NaTHNaC has reviewed and updated the hepatitis A country-specific information and vaccine recommendations
Changes to the Country Information pages: Hepatitis A vaccine recommendations

NaTHNaC with UK Health Security Agency has recently reviewed the country-specific guidance for countries with a known or a possible risk of hepatitis A virus (HAV). Further information is available about this review.

Based on this review country-specific vaccine recommendations have been updated for the following countries:

Albania, Algeria, Argentina, Ascension Island, Azerbaijan, Belarus, Belize, Bulgaria, Cuba, Czech Republic, Estonia, Guyana, Hong Kong, Hungary, Iran, Israel, Jamaica, Jordan, Kyrgyzstan, Libya, Macau, Macedonia, Malaysia, Panama, Pitcairn Islands, South Korea, St Helena, Taiwan, Tajikistan, Thailand, Tristan de Cunha and Uzbekistan.

Country-specific information can be found on our Country Information pages and Outbreak Surveillance section.

Advice for travellers

Before you travel

HAV is a highly infectious virus that can cause liver problems. The virus is usually spread by food or water contaminated by human faeces, or by direct contact with an infectious person, including sexual contact. HAV is rare in the UK, with most cases occurring in travellers who have recently visited countries where the disease is common.

HAV is a vaccine preventable disease. Check our Country Information pages to see if vaccine is recommended for your destination.

While you are away

You can reduce your risk of HAV by following advice on food and water hygiene and by ensuring good personal hygiene. Wash your hands after visiting the toilet, changing nappies and before preparing or eating food.

More information about HAV is available in our Topics in Brief section.

When you return

If you have returned from areas where HAV is common and develop unexplained stomach or digestive symptoms, tiredness, jaundice (yellowing of the skin and whites of the eyes) and/or pale stools, you should seek medical advice from your GP or NHS 111. Remember to mention your travel history, so that appropriate measures and testing can be undertaken.

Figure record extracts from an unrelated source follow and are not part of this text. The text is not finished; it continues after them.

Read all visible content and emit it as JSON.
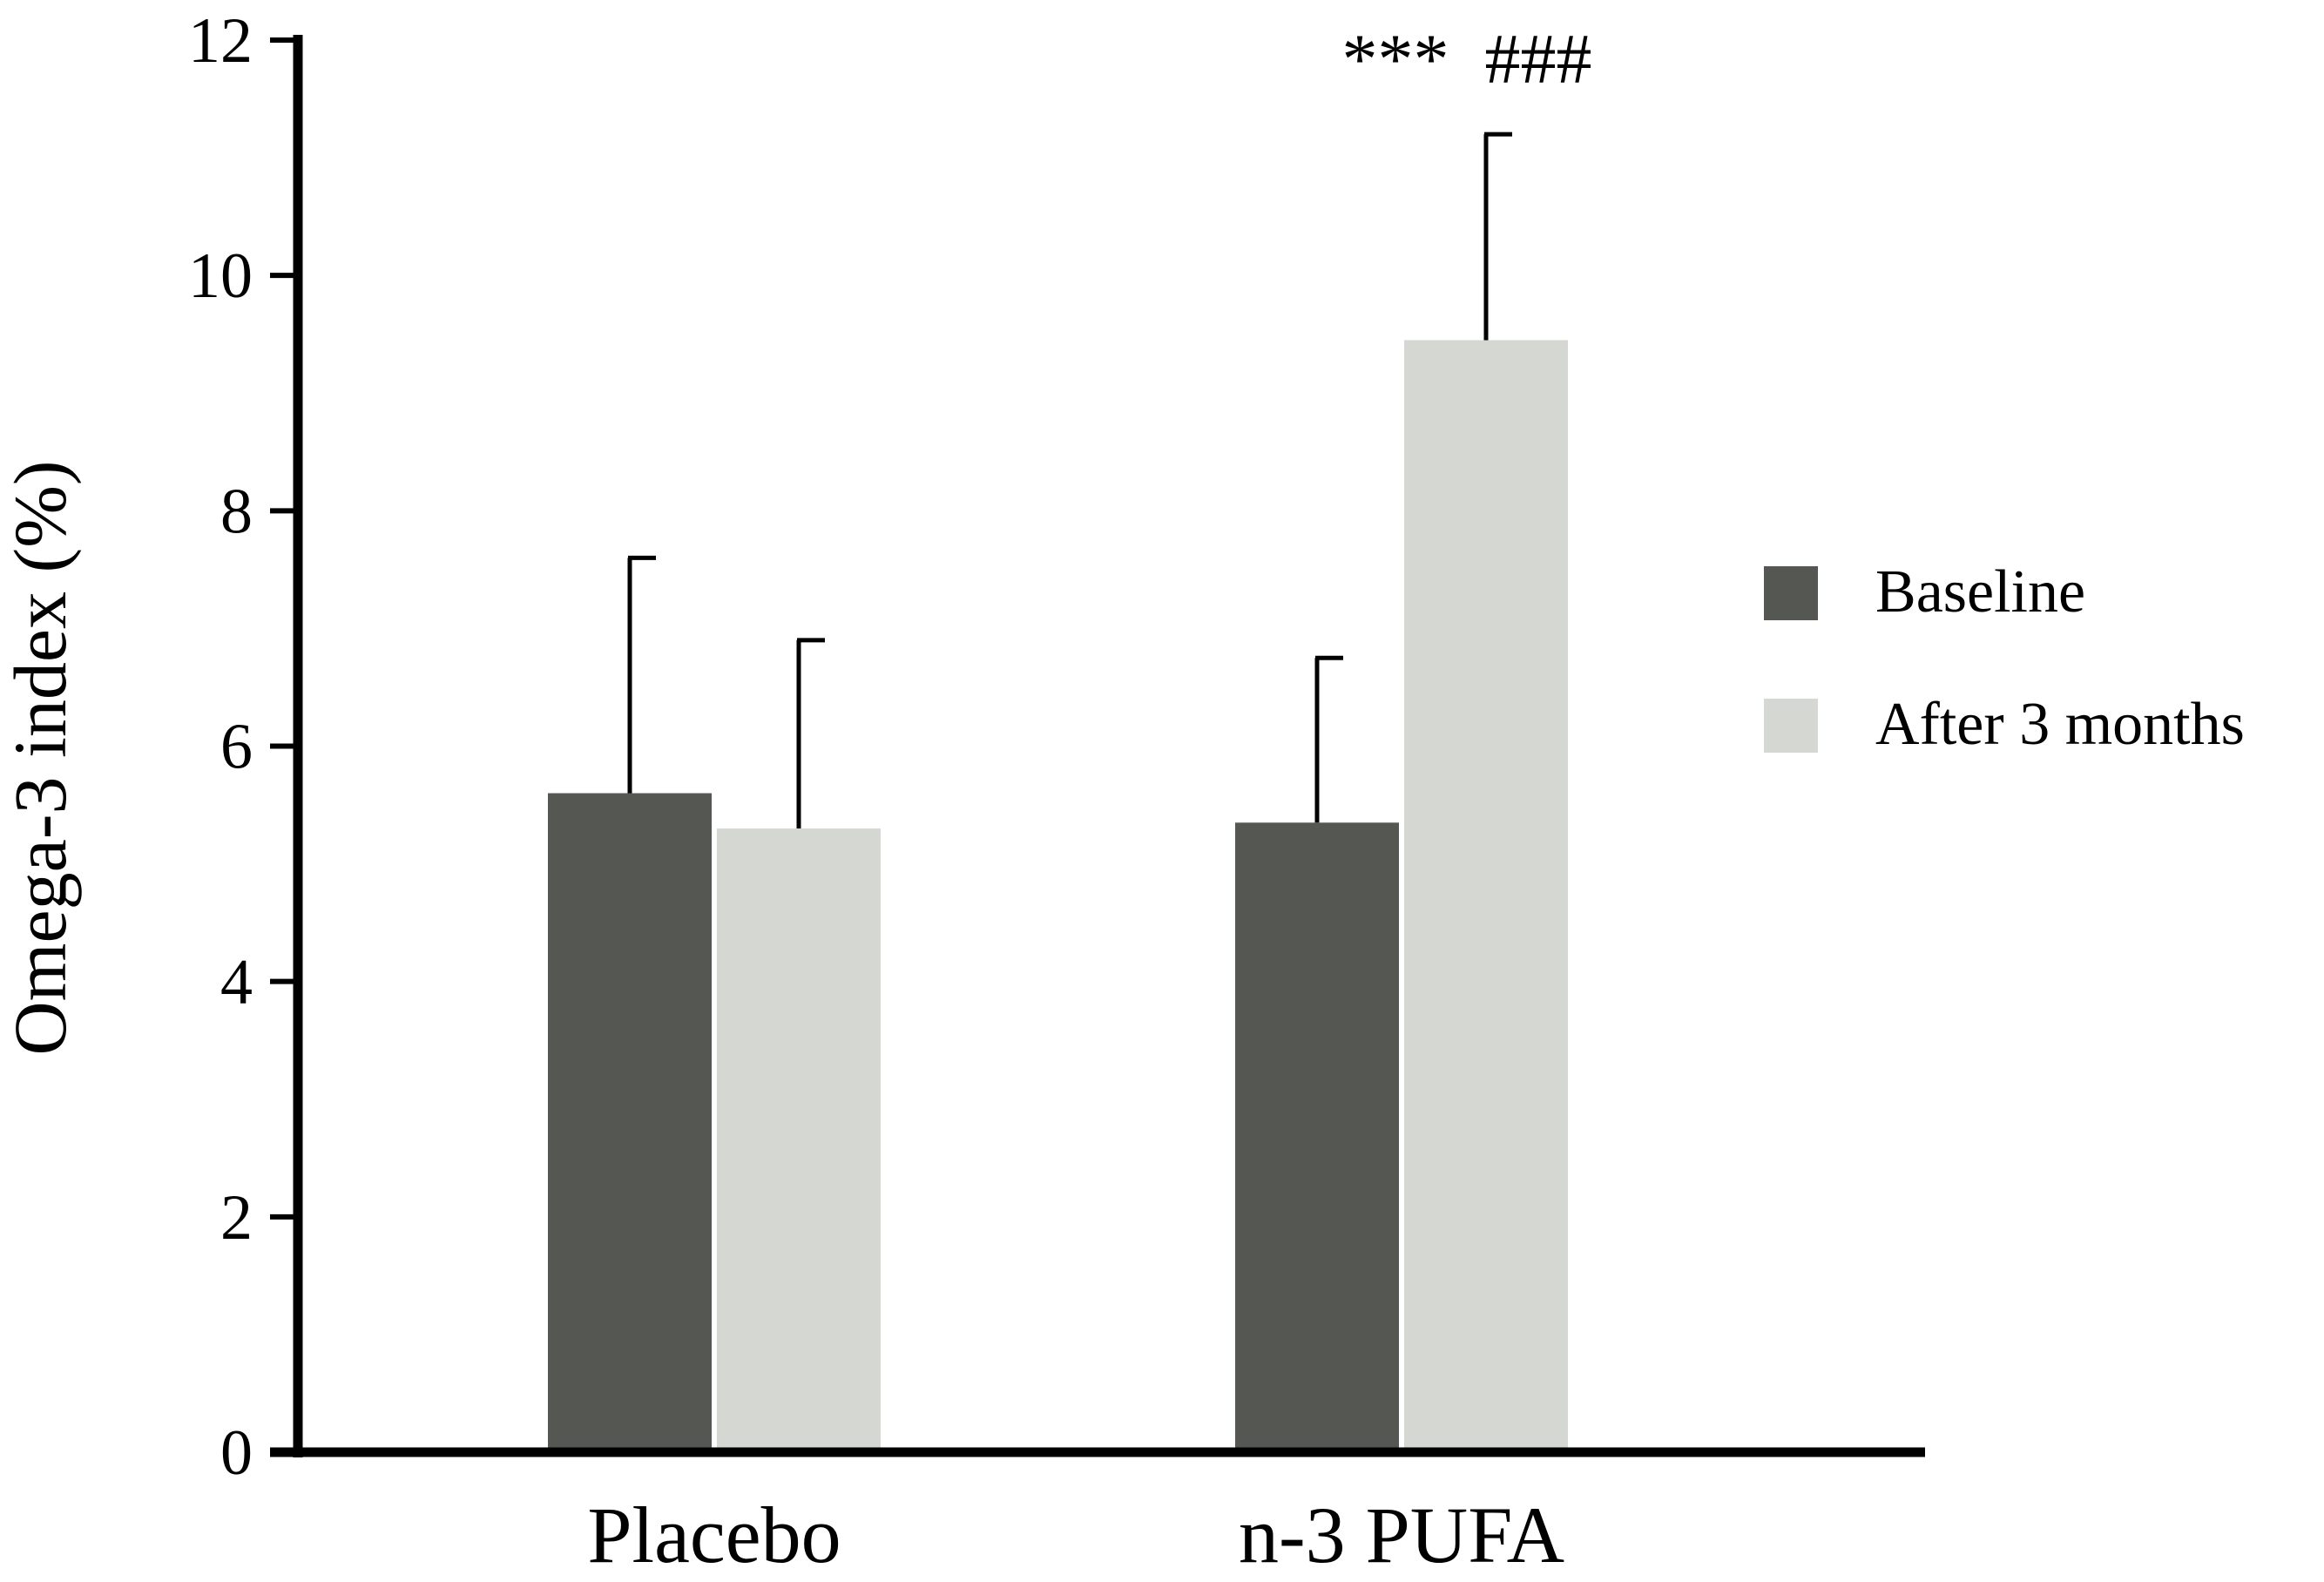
{
  "chart_data": {
    "type": "bar",
    "categories": [
      "Placebo",
      "n-3 PUFA"
    ],
    "series": [
      {
        "name": "Baseline",
        "values": [
          5.6,
          5.35
        ],
        "error": [
          2.0,
          1.4
        ],
        "color": "#555752"
      },
      {
        "name": "After 3 months",
        "values": [
          5.3,
          9.45
        ],
        "error": [
          1.6,
          1.75
        ],
        "color": "#d5d8d2"
      }
    ],
    "ylabel": "Omega-3 index (%)",
    "xlabel": "",
    "ylim": [
      0,
      12
    ],
    "yticks": [
      "0",
      "2",
      "4",
      "6",
      "8",
      "10",
      "12"
    ],
    "grid": false,
    "legend": "right",
    "annotations": [
      {
        "category": "n-3 PUFA",
        "text": "***  ###"
      }
    ]
  }
}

Advice for health professionals

HAV is usually a sub-clinical infection (without symptoms) in young children. Jaundice may occur in 70 to 80% of those infected as adults with the disease with an overall low case-fatality ratio but is greater in older people and those with pre-existing liver disease.

Vaccination is recommended for most travellers to countries with a high burden of HAV.

In countries where there is a lower risk of HAV factors such as access to improved sanitation, travel plans, activities, and medical conditions should be considered in the risk assessment.

Travellers who may be at increased risk of hepatitis A infection include:

  • those staying with or visiting the local population.
  • frequent/long-stay travellers to areas where sanitation and food hygiene are likely to be poor.
  • adventure travellers visiting rural areas and staying in basic accommodation.
  • those with existing medical conditions such as liver disease or haemophilia
  • men who have sex with men.
  • people who inject drugs.
  • those who may be exposed to the virus through their work.
  • those going to areas of hepatitis A outbreaks who have limited access to safe water and medical care.